By Jon Rosner, Tue, 5 Apr 2005 08:00:00 PDT
I always liked the design and style of Chrysler Sebring. The grill, hood and fenders do a wonderful job of paying homage to the svelte Ferrari, Aston Martin and A.C. cars of the late '50s. The car does not need extra chrome or crafty details to look handsome, it does quite well enough with its smooth and balanced shape. A number of smaller sedans and coupes that have been turned into convertibles ended up with back seats that even a teenager would find to be a bit cramped and uncomfortable.
The Sebring Convertible offers room for five good-sized adults, two in front and three in back - in comfort. The seats are expansively wide and are a bit over-stuffed - designed for larger Americans. The interior is nice with no gaps between panels. It's not up to the top standards, but quite good for a car in its price range.
Acceleration with the V6 was surprisingly smooth and quiet, even with the top down. Mercedes Benz is the Daimler part of Daimler/Chrysler and Mercedes touches are found throughout the car, but are quite subtle. Look carefully and you will notice the pin-type door locking mechanism that holds the doors solidly in place to other mechanical details that make the car really quite good.
In spite of the fact that I know that the Sebring is not designed to do sports car duties I took it over Highway One from Route 101 to Bolinas and back. Potholes made the car shimmy and made the windshield cowl shake annoyingly over particularly poor sections. But this is typical behavior for most rag tops including the highly respected BMW 3 Series convertible.

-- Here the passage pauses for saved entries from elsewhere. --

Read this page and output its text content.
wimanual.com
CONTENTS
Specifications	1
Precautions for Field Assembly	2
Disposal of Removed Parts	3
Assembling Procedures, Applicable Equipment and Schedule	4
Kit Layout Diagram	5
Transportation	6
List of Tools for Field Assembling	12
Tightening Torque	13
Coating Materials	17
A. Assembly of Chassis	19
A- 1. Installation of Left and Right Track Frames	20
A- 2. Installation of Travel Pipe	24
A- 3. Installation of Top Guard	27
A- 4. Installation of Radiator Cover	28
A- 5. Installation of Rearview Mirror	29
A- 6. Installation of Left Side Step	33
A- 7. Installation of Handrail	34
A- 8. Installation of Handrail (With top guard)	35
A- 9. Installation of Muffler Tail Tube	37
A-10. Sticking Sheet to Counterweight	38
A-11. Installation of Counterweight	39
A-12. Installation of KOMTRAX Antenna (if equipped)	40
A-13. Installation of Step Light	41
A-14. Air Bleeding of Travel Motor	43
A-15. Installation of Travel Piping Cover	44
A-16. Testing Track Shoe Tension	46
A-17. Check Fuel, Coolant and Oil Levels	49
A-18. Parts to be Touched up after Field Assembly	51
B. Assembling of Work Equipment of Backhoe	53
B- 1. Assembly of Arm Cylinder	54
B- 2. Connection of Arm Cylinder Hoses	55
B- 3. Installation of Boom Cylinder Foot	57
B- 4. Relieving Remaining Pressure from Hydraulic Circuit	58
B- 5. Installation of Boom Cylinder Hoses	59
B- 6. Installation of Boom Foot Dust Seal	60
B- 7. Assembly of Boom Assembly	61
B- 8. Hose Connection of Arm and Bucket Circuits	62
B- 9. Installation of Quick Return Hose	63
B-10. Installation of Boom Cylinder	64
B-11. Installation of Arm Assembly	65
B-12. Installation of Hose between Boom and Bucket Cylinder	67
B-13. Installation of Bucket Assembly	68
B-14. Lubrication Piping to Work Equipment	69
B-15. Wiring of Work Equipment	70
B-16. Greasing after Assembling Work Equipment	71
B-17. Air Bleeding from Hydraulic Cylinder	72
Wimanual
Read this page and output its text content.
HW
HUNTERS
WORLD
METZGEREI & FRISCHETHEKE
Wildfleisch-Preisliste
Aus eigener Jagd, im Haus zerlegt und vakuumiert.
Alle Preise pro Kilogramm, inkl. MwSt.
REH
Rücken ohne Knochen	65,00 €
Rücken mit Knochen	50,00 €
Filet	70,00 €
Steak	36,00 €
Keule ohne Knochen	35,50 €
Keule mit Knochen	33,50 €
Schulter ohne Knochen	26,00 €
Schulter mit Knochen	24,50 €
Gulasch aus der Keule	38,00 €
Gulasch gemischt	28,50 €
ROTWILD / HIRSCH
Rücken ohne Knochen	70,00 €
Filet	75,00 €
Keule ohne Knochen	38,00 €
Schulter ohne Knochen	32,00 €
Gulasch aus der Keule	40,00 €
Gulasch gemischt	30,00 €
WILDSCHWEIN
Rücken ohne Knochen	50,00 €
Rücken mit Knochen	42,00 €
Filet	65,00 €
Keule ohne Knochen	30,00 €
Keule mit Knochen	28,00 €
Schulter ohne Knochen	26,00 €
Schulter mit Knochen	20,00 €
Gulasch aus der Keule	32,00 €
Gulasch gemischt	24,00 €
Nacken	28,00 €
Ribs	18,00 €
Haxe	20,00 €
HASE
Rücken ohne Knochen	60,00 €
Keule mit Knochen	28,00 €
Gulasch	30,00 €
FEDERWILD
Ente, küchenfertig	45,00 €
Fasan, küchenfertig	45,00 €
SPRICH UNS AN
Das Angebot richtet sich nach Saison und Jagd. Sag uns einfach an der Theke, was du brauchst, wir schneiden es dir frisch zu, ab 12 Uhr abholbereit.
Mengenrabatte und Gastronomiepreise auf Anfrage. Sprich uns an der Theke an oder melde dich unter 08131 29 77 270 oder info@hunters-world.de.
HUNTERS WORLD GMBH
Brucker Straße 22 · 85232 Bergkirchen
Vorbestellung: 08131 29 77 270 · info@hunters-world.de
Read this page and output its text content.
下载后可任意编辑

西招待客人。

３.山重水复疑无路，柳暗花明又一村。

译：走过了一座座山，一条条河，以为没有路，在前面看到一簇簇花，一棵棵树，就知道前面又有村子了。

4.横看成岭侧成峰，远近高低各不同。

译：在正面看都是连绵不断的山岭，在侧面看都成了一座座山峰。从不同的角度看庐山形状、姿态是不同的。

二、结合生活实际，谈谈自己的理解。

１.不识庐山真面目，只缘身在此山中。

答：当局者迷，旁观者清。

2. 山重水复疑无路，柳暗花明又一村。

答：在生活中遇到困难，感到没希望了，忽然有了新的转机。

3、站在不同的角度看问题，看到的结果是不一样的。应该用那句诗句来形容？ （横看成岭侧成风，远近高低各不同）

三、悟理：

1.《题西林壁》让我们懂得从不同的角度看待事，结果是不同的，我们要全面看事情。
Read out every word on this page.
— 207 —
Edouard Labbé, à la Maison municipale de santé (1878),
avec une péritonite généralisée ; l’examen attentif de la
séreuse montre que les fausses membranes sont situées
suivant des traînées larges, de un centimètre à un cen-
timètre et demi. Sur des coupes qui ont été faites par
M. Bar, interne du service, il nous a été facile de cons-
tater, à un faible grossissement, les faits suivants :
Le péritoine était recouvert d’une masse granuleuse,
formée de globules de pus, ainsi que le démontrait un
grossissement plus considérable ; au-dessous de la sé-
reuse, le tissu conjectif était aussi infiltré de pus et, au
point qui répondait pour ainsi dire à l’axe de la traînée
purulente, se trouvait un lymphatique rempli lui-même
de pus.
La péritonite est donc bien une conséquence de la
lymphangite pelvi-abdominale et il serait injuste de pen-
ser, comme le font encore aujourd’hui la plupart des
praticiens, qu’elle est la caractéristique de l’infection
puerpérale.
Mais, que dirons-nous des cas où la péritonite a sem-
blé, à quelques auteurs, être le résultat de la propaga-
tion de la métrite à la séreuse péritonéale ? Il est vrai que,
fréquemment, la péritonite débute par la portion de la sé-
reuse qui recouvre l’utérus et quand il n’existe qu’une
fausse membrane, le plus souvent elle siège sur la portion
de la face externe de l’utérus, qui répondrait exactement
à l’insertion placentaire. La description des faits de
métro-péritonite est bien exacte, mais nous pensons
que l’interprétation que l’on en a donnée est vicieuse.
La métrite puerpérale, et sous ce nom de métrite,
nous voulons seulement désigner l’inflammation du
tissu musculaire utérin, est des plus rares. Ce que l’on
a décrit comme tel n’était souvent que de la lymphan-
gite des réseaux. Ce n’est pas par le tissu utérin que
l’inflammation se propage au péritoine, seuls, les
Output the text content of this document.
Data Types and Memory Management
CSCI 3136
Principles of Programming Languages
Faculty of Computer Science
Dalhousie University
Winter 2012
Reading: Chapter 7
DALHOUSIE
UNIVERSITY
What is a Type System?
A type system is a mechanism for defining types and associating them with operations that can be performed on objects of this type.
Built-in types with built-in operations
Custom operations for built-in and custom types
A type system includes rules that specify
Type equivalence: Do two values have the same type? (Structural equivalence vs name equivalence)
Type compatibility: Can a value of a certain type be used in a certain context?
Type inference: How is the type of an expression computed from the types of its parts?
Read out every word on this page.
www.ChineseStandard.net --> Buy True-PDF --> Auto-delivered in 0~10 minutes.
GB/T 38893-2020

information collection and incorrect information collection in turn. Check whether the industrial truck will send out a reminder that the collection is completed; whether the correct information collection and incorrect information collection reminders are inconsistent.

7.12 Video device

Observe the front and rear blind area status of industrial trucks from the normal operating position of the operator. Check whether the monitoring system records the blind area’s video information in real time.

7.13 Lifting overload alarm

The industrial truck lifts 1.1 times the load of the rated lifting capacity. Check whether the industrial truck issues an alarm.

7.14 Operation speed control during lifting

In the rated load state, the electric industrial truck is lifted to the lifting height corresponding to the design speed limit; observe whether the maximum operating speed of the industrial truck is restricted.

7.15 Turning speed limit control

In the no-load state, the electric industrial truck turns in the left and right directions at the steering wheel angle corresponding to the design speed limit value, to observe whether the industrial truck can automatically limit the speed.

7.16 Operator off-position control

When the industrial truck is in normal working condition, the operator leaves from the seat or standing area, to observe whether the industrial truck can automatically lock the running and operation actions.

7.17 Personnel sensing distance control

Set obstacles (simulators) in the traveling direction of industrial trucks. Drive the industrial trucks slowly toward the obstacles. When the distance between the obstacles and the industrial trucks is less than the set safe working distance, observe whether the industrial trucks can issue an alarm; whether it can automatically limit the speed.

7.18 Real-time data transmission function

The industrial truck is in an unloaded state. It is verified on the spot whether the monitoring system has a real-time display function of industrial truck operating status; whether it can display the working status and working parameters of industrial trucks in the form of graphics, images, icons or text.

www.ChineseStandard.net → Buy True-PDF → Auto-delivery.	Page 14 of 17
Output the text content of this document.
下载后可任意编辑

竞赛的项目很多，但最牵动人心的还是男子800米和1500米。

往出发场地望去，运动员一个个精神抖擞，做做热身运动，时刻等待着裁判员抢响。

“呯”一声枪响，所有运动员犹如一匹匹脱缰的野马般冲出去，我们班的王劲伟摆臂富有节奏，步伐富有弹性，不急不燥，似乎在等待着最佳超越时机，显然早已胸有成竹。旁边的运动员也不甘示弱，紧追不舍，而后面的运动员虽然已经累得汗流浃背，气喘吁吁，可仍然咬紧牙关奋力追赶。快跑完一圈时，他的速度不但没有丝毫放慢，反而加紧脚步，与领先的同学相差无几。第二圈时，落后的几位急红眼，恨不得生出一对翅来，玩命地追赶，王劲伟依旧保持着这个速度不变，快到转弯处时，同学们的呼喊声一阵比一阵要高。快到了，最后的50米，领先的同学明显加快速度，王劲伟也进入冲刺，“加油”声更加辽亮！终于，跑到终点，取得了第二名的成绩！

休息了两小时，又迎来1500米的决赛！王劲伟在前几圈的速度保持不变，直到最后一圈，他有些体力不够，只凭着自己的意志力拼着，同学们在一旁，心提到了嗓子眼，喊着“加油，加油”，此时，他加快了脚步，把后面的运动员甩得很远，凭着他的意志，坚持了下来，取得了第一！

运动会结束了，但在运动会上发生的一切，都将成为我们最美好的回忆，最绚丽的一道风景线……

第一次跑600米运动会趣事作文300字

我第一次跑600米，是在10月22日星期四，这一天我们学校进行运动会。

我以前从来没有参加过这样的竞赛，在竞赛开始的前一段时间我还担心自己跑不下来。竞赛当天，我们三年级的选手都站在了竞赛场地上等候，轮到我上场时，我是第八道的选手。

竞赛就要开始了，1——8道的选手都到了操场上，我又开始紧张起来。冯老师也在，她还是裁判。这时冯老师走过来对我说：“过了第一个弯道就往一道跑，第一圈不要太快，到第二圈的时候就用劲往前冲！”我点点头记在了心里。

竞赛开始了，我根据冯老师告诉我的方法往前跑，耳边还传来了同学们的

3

I expected the suspension to be soft and compliant like the Toyota Avalon, and was soft, but could still held its own on a corner. Undulating roads that twist and dive are used to separate the sports cars from the comfortable sedans. Chrysler has come a long way with the Sebring Convertible to get the suspension to work this effectively.
With the sun out we took the car out on the highway, pointed it and set the cruise control. That is what the car feels like it was designed to do. In spite of a full week of low-speed kid-commute duties we still ended up getting about 22 mpg. Over the week that I had the car I grew to really like it. If top-down cruising is on your agenda, then the Sebring should definitely be on your test-drive list.